Ecco BRILLO, il robot napoletano che parla e prepara i cocktail
Dopo il robot che costruisce ferrovie in Giappone e i cani-robot usati per i pattugliamenti negli Stati Uniti, dall'Italia arriva il robot bartender. Il suo nome è BRILLO (Bartending Robot for Interactive Long Lasting Operations) ed è stato sviluppato da un team di scienziati dell'Università Federico II di Napoli in collaborazione con PRISCA Labs e Totaro Automazioni. Quest'ultima è un'azienda italiana specializzata in macchine per catene di montaggio alimentari.
BRILLO potrebbe inquietare a primo impatto, nonostante sia dotato di un volto simile a quello umano: ha delle lunghe braccia metalliche attraverso cui creare i cocktail richiesti, mentre l'estetica strizza l'occhio al vintage, come dimostra il gilet azzurro e il papillon rosso.

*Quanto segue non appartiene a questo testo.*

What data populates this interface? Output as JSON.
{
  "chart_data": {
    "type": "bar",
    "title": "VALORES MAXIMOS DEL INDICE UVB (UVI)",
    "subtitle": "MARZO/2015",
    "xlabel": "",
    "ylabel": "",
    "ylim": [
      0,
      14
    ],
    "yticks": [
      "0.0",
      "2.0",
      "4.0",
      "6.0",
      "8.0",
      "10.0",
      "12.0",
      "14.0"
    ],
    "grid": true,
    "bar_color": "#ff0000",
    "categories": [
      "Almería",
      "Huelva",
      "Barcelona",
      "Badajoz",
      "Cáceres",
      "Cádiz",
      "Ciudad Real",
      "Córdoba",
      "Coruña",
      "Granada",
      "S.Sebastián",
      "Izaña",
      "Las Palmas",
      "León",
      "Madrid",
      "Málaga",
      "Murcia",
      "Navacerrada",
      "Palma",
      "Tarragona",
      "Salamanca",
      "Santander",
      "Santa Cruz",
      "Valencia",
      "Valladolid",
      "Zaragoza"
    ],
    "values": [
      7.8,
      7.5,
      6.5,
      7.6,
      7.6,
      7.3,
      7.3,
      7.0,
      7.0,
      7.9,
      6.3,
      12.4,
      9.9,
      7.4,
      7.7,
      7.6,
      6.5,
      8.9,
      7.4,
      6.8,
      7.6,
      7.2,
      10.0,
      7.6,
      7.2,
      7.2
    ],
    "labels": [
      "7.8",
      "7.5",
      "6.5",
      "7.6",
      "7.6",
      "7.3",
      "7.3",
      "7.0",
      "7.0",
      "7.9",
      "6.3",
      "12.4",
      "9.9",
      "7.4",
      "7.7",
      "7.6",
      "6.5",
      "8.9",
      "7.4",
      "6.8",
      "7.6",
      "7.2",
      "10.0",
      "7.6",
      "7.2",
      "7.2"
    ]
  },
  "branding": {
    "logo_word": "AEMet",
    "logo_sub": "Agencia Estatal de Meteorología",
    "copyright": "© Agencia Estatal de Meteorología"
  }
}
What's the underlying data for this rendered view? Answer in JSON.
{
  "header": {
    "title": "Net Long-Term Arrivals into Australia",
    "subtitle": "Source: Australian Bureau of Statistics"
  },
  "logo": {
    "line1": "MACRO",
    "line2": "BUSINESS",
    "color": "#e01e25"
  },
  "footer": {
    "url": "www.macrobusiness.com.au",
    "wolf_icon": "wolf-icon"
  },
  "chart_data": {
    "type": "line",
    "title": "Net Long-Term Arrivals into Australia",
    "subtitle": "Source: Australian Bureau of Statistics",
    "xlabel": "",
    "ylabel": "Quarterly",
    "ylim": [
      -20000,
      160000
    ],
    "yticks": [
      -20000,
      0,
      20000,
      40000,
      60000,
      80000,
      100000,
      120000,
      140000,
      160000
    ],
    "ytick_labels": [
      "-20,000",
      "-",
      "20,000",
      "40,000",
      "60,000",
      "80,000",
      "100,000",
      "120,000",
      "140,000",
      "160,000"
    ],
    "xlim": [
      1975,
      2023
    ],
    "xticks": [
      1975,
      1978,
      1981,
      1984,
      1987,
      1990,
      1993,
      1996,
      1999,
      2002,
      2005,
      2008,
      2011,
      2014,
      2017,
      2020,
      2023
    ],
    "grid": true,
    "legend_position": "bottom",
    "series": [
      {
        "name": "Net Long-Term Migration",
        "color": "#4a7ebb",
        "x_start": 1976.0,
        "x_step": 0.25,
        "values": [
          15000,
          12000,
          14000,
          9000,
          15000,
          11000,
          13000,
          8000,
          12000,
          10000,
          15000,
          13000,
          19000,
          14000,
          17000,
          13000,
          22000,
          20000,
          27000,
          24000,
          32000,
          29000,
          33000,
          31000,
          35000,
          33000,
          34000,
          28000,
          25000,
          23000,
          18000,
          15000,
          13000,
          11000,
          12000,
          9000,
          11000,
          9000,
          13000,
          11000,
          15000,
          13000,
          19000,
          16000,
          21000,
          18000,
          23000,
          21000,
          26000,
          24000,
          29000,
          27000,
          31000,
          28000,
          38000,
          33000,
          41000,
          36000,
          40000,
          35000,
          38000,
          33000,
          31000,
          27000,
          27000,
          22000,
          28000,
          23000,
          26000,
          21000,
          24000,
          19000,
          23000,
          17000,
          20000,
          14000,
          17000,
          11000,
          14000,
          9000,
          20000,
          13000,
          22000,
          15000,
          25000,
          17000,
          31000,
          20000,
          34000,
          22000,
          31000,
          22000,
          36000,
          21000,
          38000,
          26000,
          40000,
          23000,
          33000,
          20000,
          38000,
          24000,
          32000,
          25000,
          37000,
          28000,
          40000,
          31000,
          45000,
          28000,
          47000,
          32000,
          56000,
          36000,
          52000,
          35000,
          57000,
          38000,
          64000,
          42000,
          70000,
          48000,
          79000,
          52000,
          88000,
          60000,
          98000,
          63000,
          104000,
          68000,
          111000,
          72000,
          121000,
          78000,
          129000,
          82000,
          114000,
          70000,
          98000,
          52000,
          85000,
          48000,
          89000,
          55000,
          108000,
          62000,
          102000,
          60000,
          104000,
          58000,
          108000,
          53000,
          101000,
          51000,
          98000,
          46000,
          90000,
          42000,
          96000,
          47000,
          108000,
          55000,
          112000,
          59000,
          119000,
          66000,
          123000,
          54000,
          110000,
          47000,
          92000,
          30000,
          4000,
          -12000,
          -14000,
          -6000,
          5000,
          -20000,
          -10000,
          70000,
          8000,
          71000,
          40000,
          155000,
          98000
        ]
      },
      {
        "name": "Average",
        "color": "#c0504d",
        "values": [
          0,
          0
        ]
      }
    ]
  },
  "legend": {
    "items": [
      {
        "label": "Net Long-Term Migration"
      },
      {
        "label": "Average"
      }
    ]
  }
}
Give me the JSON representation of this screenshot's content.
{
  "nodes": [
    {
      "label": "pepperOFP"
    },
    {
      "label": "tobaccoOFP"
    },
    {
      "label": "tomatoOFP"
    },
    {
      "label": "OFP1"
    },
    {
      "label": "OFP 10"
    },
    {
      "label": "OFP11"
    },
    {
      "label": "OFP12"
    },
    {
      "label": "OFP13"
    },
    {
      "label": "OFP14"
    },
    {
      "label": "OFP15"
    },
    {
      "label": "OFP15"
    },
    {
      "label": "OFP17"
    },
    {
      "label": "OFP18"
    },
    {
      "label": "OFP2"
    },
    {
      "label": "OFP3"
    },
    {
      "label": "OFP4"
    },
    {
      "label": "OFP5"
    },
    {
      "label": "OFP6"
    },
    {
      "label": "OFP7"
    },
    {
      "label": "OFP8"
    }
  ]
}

Un miscuglio di elementi particolare, che però non inficia sul suo funzionamento, basato su algoritmi di apprendimento automatico. Questi consentono a BRILLO di acquisire esperienza per la preparazione dei drink e di ricordare i gusti dei clienti. Può persino parlare e fare batture, se si è dell'umore giusto.
L'obiettivo dell'Università di Napoli, PRISCA Labs e Totaro non è quello di creare una semplice macchina per la preparazione delle bevande, ma di "imitare gli importanti aspetti sociali del lavoro di un barista". Lo ha riferito a CNBC Make It Silvia Rossi, professoressa nonché ricercatrice capo presso PRISCA Labs.
Lo sviluppo di BRILLO è iniziato nel 2020. Nei due anni successivi, centrale è stato l'addestramento dell'algoritmo, così da permette al robot-bartender di "studiare il viso e gli schemi vocali di un cliente al fine di apprendere, in tempo reale". Ciò consente a BRILLO di essere consapevole dello stato d'animo della persona con cui interagisce e di avviare un'interazione basata su quanto appreso. Si tratta di una sfida molto complessa, dato che, in generale, le persone sono riluttanti a conversare con i robot. Per tale ragione, sarà difficile incontrare BRILLO dentro i locali italiani. Al momento esiste "solo per scopi di ricerca", ha sottolineato la professoressa Rossi. "Ci sono questioni molto impegnative anche dal punto di vista della privacy e dell'etica, quindi vogliamo occuparci [di quello]".